Machine Learning for Intelligent and Agile Wireless Communications

Motivation

Classical, model-based techniques for resource management and coordination in wireless networks often rely on a priori assumptions that are too idealized for real deployment scenarios. These techniques generally fail to capture the broad range of parameters and channel access controls that impact network performance, especially in situations involving coexistence of heterogeneous technologies on a shared spectrum. Machine learning (ML) techniques, on the other hand, enable the adaptation of a wide range of control parameters (features), with no or minimal assumptions on the underlying channel and network dynamics. ML techniques have recently been studied and applied to numerous wireless systems, from sensor networks to 5G millimeter-wave (mmWave) transmissions. The stringent quality of service (QoS) requirements associated with certain use cases of 5G+ wireless systems (e.g., ultra-reliable low-latency communications and eMBB) along with the integration of edge computing (MEC) platforms into these systems have triggered intensive research on the use of ML for wireless communications. 

The overarching goal of our research endeavor is to explore ML techniques for fast protocol adaptation, resource allocation, and spectrum sharing in both mid-band (sub-6 GHz) as well as high-band (mmWave) wireless systems. Our research strategy is to combine model-free ML tools (“black box”) with robust and highly generic modeling assumptions (hence, a “grey box” overall design) so as to achieve computationally efficient real-time adaptation of complex wireless networks under limited information.
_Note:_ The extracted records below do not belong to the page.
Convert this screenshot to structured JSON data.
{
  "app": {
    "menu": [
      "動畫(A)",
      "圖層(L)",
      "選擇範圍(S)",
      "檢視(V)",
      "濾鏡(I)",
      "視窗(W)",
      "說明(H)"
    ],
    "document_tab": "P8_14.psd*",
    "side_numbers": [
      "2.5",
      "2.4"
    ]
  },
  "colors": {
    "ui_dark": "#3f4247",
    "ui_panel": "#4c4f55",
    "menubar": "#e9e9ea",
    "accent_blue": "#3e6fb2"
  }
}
We leverage the flexibility of ML techniques to incorporate a large set of diverse but observable inputs into the learning engine. In contrast to existing state-of-the-art ML-based techniques that over-emphasize performance over complexity, our proposed designs target fast/real-time adaptation. Specific themes in our ML-based research agenda include, but are not limited to:

  • User Tracking and Link/Beamwidth Adaptation in 5G mmWave Systems 
  • Interference Mitigation in Contention-based Wireless Networks 
  • Intelligent Scheduling of Time/Frequency Resources in OFDMA Wireless Systems
  • Misbehavior Detection and Protocol Compliance for Unlicensed Wireless Networks
  • Lightweight Machine Learning for Efficient Frequency-Offset-Aware Demodulation

Related Publications:

  1. Irmak Aykin, Berk Akgun, Mingjie Feng, and Marwan Krunz, “MAMBA: A multi-armed bandit framework for beam tracking in millimeter-wave systems,” accepted to appear in the Proc. of the IEEE INFOCOM 2020, Beijing, China, April 2020.
  2. Mohammed Hirzallah and Marwan Krunz, "Intelligent tracking of network dynamics for cross-technology coexistence over unlicensed bands," accepted to appear in the Proc. of the IEEE ICNC 2020, Big Island, Hawaii, Feb. 2020.
  3. Amir Hossein Yazdani Abyaneh, Mohammed Hirzallah, and Marwan Krunz, "Intelligent-CW: AI-based framework for controlling contention window in WLANs," in the Proc. of the IEEE International Symposium on Dynamic Spectrum Access Networks (DySPAN’19), Newark, Nov 2019.
  4. Peyman Siyari, Hanif Rahbari, and Marwan Krunz, ''Lightweight machine learning for efficient frequency-offset-aware demodulation,'' IEEE Journal on Selected Areas in Communications (JSAC) - Special Issue on Machine Learning in Wireless Communications, vol. 37, no. 11, pp. 2544-2558, Aug. 2019.
  5. Hanif Rahbari, Peyman Siyari, Marwan Krunz, and Jerry Park, "Adaptive demodulation for wireless systems in the presence of frequency-offset estimation errors," Proc. of the IEEE INFOCOM 2018 Conference, Honolulu, HI, 2018, pp. 1592-1600 (acceptance rate 19.2%).